Dr Carol Treasure is Co-Founder and Managing Director of animal-free testing laboratory XCellR8.

For a long time, sensitisation was considered the elusive “holy grail” of regulatory in vitro safety testing. Why? Because sensitisation is usually a much more serious effect than, for example, irritation. While irritation tends to be a short-term, reversible, local reaction in the skin, sensitisation follows a more complex pathway involving an immune response. Once a consumer is sensitised to a particular cleaning chemical or cosmetic ingredient, they will typically be sensitised for life – so it’s an extremely important part of safety assessment.

Are we really at a scientific impasse?

By its very nature, the complex pathway of skin sensitisation was considered notoriously difficult to model in vitro: how could such an intricate, multi-step, physiological pathway be accurately represented in a single test? The critics of in vitro testing would cite this as a perfect example of why animal experiments were needed – a whole animal, they said, could never be replaced effectively. This argument became so entrenched in discussions across the chemical industry that, surprisingly, (and as recently as 2017), it was being stated at industry meetings that we are still stuck at this scientific impasse, and that no in vitro skin sensitisation tests were available.

Happily, this is simply not the case.

Three in vitro skin sensitisation tests now available

Thanks to the significant efforts of multiple scientific groups over the past decade, we now have a portfolio of three in vitro skin sensitisation tests with direct relevance to humans.

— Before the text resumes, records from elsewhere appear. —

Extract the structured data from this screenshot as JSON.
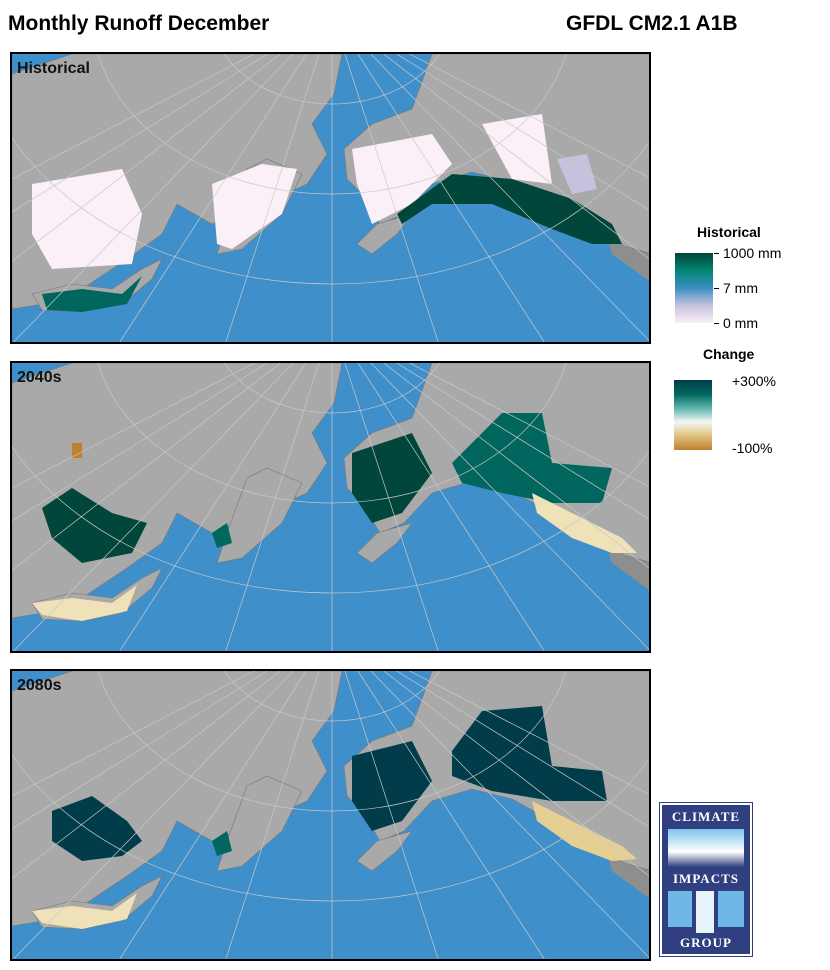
{
  "header": {
    "title": "Monthly Runoff December",
    "model": "GFDL CM2.1 A1B"
  },
  "panels": [
    {
      "label": "Historical",
      "kind": "historical"
    },
    {
      "label": "2040s",
      "kind": "change1"
    },
    {
      "label": "2080s",
      "kind": "change2"
    }
  ],
  "legend": {
    "historical": {
      "title": "Historical",
      "ticks": [
        "1000 mm",
        "7 mm",
        "0 mm"
      ],
      "colors": [
        "#01463a",
        "#018571",
        "#3b8fc2",
        "#c6c2de",
        "#fbf0f8"
      ]
    },
    "change": {
      "title": "Change",
      "ticks": [
        "+300%",
        "-100%"
      ],
      "colors": [
        "#003c4a",
        "#01665e",
        "#5ab4ac",
        "#f5f5f5",
        "#dfc27d",
        "#bf812d"
      ]
    }
  },
  "colors": {
    "ocean": "#3f8fcb",
    "land": "#a9a9a9",
    "outside": "#8e8e8e"
  },
  "logo": {
    "lines": [
      "CLIMATE",
      "IMPACTS",
      "GROUP"
    ]
  }
}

Together, they model the key events in the sensitisation pathway – and they have been fully adopted at a regulatory level in the form of OECD Test Guidelines.

New methods for potency prediction

It’s so important to highlight that this testing strategy is now available as a regulatory option, while being mindful that, like any approach to safety assessment, limitations must be realistically considered.

For example, potency predictions are currently not possible in a regulatory context using in vitro methods, which only address a “yes / no” classification for hazard identification purposes (is the chemical a sensitiser or not?) Efforts are underway to ensure that in vitro methods for potency assessment are available ASAP, and new methods – such as the human genomic screen GARD – are already being validated for potency prediction. Meanwhile, in cases where the in vitro tests have yielded an inconclusive result, or where potency data is specifically required, regulators may insist on the Local Lymph Node Assay (LLNA) as a follow up.

The LLNA (TG429) is a mouse-based test in which sensitisers produce a proliferation of lymphocytes (“T cells”) in the lymph nodes of the ear, draining the site of chemical application. It has been widely used for skin sensitisation assessment and has become the “gold standard” against which new in vitro methods have been validated. However, this approach is flawed in the sense that the LLNA itself is not always an accurate predictor of human skin sensitisation potential.

So, if the new, human-relevant in vitro test states a different result from the traditional mouse-based method – which one is correct? Traditional animal tests were never validated in the same rigorous fashion as today’s in vitro methodologies. Therefore, does using a flawed system as a benchmark give us a skewed picture? As an industry, we need to come up with better validation approaches that compare directly to human data wherever possible.

The three regulatory in vitro tests for skin sensitisation explained

 

The three tests measure human responses to a chemical at three points in the AOP, described as key events.

Direct Peptide Reactivity Assay (DPRA) (OECD Test Guideline 442c)

Represents Key Event 1 – the “molecular initiating event” of binding to skin proteins

KeratinoSens™ (OECD Test Guideline 442d)

Represents Key Event 2 – activation of skin cells (keratinocytes) in the epidermis

h-CLAT (OECD Test Guideline 442e)

Represents Key Event 3 – activation of the local immune response via dendritic cells in the epidermis

For REACH compliance, these in vitro methods must now be used as the default strategy. Current guidance recommends a “2 out of 3” approach, whereby 2 positive results would result in classification of a chemical as a skin sensitiser.